In order to determine the structure of complicated molecules it is useful to obtain H,H coupling data, especially interproton distances between nearby protons. NOESY experiments allows one to obtain this data, however data collection times are necessarily long. In order to obtain good data in the past, a pause between scans equal to two or three times the longest longitudinal relaxation time (=T1=the time it takes protons to relax back to thermal equilibrium) in the molecule was required. Although many NMR procedures require a relaxation between consecutive evolution times, there is the FAST NOESY procedure in which consecutive excitation occur before complete equilibrium of the protons has occurred. FAST NOESY does not take as long as NOESY, but the integrals of these spectra are too small due to the fact that the T1 values are longer than the sum of the relaxation delay and acquisition time in the pulse sequence (see Figure A and B below). The ratio of a cross-peak FAST NOESY integral to the integral cross peak NOESY integral is less than unity [I(RD)/I(5s) < 1]. Kock and Griesinger have discovered a mathematical way to compensate for the weak peaks of a FAST NOESY. They derived their equation for the Liouville-von-Neuman equation, which provides exact correction of NOESY spectra, including spin diffusion effects.2

Figure A1 The pulse sequence for NOESY

Spectra and Plots

Figure B1 The two plots at the top are NOESY spectra of the compound shown in Fig. C below (where RD = 5 sec). The two plots at the bottom are FAST NOESY spectra of compound C (where RD = 0.25 sec). [NOESY between protons 10 proS, 15 proR, 12 and 13 are shown]

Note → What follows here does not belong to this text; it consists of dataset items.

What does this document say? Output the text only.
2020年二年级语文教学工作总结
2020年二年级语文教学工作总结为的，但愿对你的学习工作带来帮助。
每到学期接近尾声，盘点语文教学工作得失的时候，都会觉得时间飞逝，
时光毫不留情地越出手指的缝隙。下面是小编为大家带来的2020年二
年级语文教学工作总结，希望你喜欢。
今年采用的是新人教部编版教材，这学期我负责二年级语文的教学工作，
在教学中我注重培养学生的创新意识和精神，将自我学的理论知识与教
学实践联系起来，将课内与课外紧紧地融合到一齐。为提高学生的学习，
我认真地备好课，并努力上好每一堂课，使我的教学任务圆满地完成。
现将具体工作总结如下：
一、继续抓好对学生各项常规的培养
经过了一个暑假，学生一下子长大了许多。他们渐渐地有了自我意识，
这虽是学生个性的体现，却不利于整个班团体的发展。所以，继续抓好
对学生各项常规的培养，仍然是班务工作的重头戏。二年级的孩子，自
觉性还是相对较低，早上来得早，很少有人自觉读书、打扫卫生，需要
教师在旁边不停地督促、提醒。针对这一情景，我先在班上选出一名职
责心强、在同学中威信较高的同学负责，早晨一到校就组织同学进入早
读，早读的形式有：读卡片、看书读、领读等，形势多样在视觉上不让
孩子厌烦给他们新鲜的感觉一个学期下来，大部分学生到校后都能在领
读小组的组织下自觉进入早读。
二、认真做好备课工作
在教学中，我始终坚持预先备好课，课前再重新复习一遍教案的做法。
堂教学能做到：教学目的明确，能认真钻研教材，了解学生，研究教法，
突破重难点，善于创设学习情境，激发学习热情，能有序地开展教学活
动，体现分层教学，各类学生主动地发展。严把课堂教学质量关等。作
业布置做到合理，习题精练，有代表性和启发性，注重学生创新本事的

 Figure C1 A complex organic molecule C25H26NO4S

Figure D1 Integral ratios of FAST NOESY: NOESY vs.RD. Data obtained for comparison was from the compound in Fig C. 46 cross peak integrals were evaluated.

 

Questions

1. Using the notations from the structure of the molecule in Fig. C, determine the spectra of the H NMR for T6,T5, and T7 using the increment system from Pretch et al.3 Then draw a 2D-COSY spectra, making sure to show the coupling between protons. {category FAR}.

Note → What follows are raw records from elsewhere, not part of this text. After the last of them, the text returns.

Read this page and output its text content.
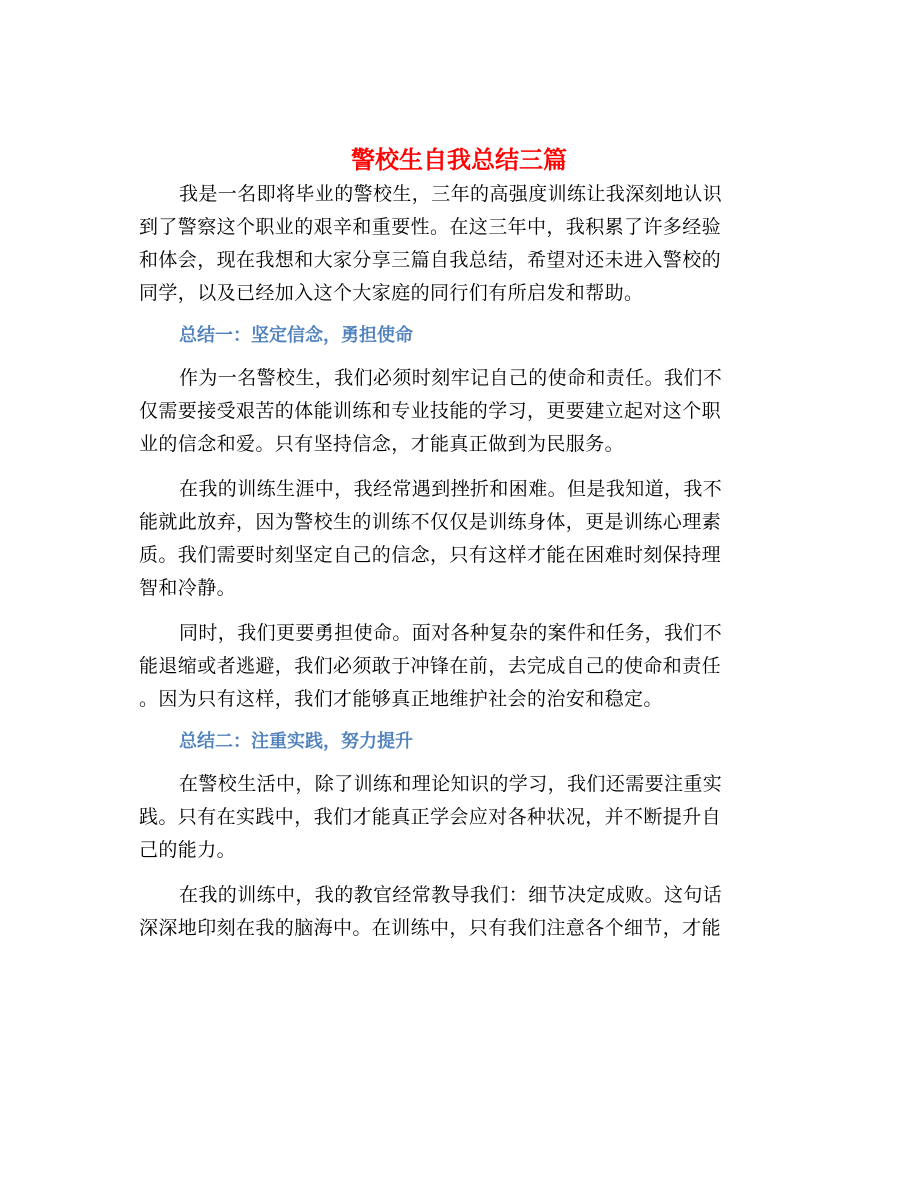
警校生自我总结三篇

我是一名即将毕业的警校生，三年的高强度训练让我深刻地认识
到了警察这个职业的艰辛和重要性。在这三年中，我积累了许多经验
和体会，现在我想和大家分享三篇自我总结，希望对还未进入警校的
同学，以及已经加入这个大家庭的同行们有所启发和帮助。

总结一：坚定信念，勇担使命

作为一名警校生，我们必须时刻牢记自己的使命和责任。我们不
仅需要接受艰苦的体能训练和专业技能的学习，更要建立起对这个职
业的信念和爱。只有坚持信念，才能真正做到为民服务。

在我的训练生涯中，我经常遇到挫折和困难。但是我知道，我不
能就此放弃，因为警校生的训练不仅仅是训练身体，更是训练心理素
质。我们需要时刻坚定自己的信念，只有这样才能在困难时刻保持理
智和冷静。

同时，我们更要勇担使命。面对各种复杂的案件和任务，我们不
能退缩或者逃避，我们必须敢于冲锋在前，去完成自己的使命和责任
。因为只有这样，我们才能够真正地维护社会的治安和稳定。

总结二：注重实践，努力提升

在警校生活中，除了训练和理论知识的学习，我们还需要注重实
践。只有在实践中，我们才能真正学会应对各种状况，并不断提升自
己的能力。

在我的训练中，我的教官经常教导我们：细节决定成败。这句话
深深地印刻在我的脑海中。在训练中，只有我们注意各个细节，才能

2. One of the main concepts of this article is cross relaxation. Explain in detail what cross relaxation is and the importance of it in NOESY spectra. (see the article1 and any NMR book for help) {category ICR}

3. Before you can understand NOESY, you first must know what NOE is. Using both words and diagrams explain the Nuclear Overhauser Effect in terms of the two spin system AX.(see Friebolin4 for help) {category SCL}

4. Discuss the advantages and disadvantages of FAST NOESY over normal NOESY when using 2D NMR to aid in structural determination. (using Figure C and the actual article1 may help) {category ICR}

5. Figure D shows the integral cross-peak ratios (IFAST/INOESY) plotted against the FAST NOESY relaxation delay (RD). Plot a shows the ratios resulting from uncorrected FAST NOESY integral values. Plot (b) shows ratios resulting from the corrected FAST NOESY integral values. Discuss the significance between the two plots. {category RQD}

 

References

[1] Kock, M.; Griesinger, C. Angew. Chem. Int. Ed. Engl. 1994, 33, 332-334.

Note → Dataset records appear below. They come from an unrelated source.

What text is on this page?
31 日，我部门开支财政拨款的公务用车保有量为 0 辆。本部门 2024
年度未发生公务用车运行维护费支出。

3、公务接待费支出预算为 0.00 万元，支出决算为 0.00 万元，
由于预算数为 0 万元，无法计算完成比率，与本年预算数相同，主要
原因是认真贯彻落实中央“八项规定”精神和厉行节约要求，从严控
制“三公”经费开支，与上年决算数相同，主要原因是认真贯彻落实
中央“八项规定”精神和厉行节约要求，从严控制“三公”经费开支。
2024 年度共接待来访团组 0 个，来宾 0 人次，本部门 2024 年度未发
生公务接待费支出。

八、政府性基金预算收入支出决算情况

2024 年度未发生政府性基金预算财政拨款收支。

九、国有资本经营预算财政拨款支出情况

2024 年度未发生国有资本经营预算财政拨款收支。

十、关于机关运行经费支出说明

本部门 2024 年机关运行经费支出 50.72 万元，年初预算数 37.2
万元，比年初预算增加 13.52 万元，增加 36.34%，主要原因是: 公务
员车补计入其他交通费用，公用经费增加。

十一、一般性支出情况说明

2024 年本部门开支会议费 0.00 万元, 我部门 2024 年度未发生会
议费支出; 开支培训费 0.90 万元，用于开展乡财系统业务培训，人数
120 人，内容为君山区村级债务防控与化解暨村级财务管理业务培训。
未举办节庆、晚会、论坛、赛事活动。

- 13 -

[2] Ernst, R. R.; Bodenhausen, G.; Wokaun, A. Principles of Nuclear Magnetic Resonance in One and Two Dimensions; Clarendon Press: New York, Oxford, 1987.

[3] Pretsch; Clerc; Seibl; Simon Tables of Spectral Data for Structure Determination of Organic Compounds; Fresenius, W. et al., Ed.; Springer-Verlag: Berlin, Heidelberg, 1989.

[4] Friebolin, H. Basic One- and Two-Dimensional NMR Spectroscopy; 2nd Ed. VCH: New York, NY, 1993.